Now that the horse has had the injections, and all is hopeful, how about going back to work? Fortier recommends active rest, such as turnout, for a couple days, “to make sure there is no infection in the injection site, then back to mild exercise such as long and low stretching work.” She discourages stall rest, as it can create more stiffness.

Kawcak and Kloepfer agree: both feel it is important to keep the horse moving. Kawcak advises three days of rest, and for horses who live in stalls to be “hand walked for at least 15 minutes twice a day for all three days.” He also says that it is important to monitor the horse when going back to work, to “start slowly and see what you get.”

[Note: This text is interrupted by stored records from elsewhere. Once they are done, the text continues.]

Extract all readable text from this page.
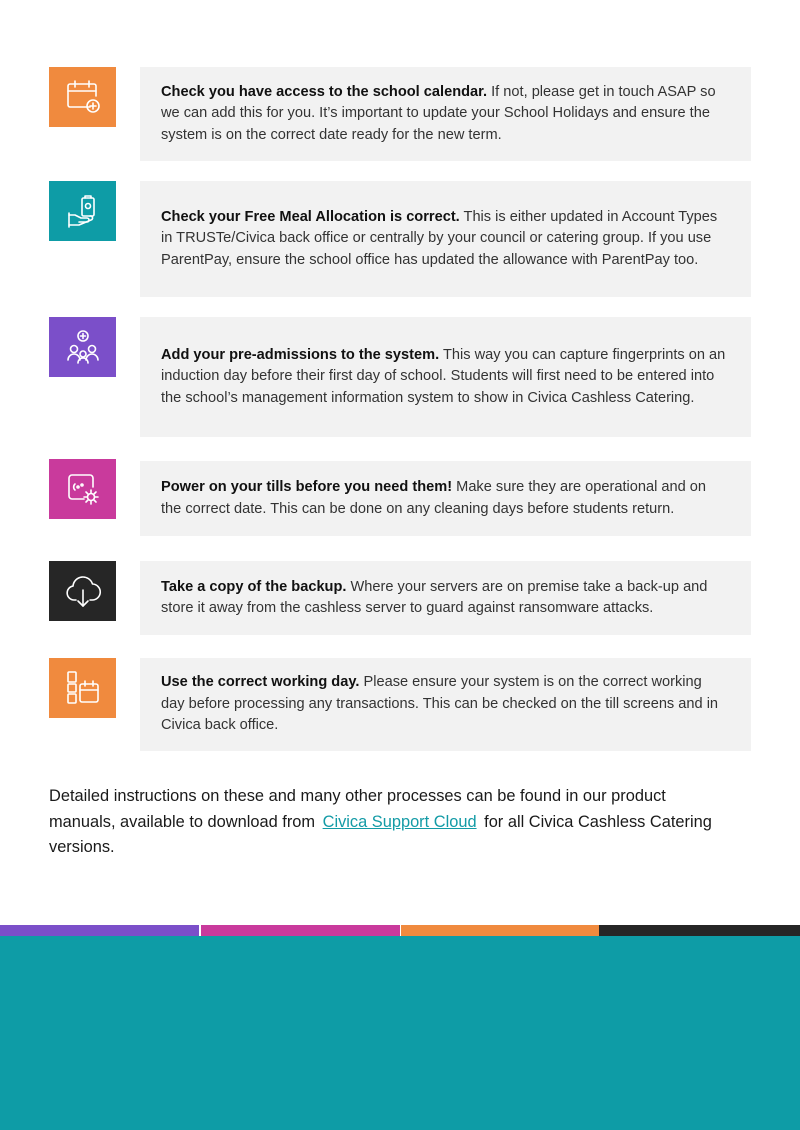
Check you have access to the school calendar. If not, please get in touch ASAP so we can add this for you. It’s important to update your School Holidays and ensure the system is on the correct date ready for the new term.

Check your Free Meal Allocation is correct. This is either updated in Account Types in TRUSTe/Civica back office or centrally by your council or catering group. If you use ParentPay, ensure the school office has updated the allowance with ParentPay too.

Add your pre-admissions to the system. This way you can capture fingerprints on an induction day before their first day of school. Students will first need to be entered into the school’s management information system to show in Civica Cashless Catering.

Power on your tills before you need them! Make sure they are operational and on the correct date. This can be done on any cleaning days before students return.

Take a copy of the backup. Where your servers are on premise take a back-up and store it away from the cashless server to guard against ransomware attacks.

Use the correct working day. Please ensure your system is on the correct working day before processing any transactions. This can be checked on the till screens and in Civica back office.

Detailed instructions on these and many other processes can be found in our product manuals, available to download from Civica Support Cloud for all Civica Cashless Catering versions.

Kloepfer tailors the rest to what was actually injected into the joint and how much time he feels is adequate to start the healing process. When he injects HA by itself, his protocol calls for three days rest. If a short-acting steroid is used with the HA, then he prefers four days rest. If a long acting steroid is used, the rest period stretches to two weeks. In this last instance, Kloepfer encourages riding at the walk after the first three days to keep the horse moving.

The time it may take to identify and treat a horse with hock pain may seem tedious, but the payoff is a happy, pain-free horse that can return to being the working athlete he was born to be. And that makes it all worthwhile. Kloepfer lays it out very simply when he says, “there are probably hundreds of thousands of owners who, had they known all the horse needed was a joint injection, wouldn’t have gotten rid of the horse.” Don’t be one of them!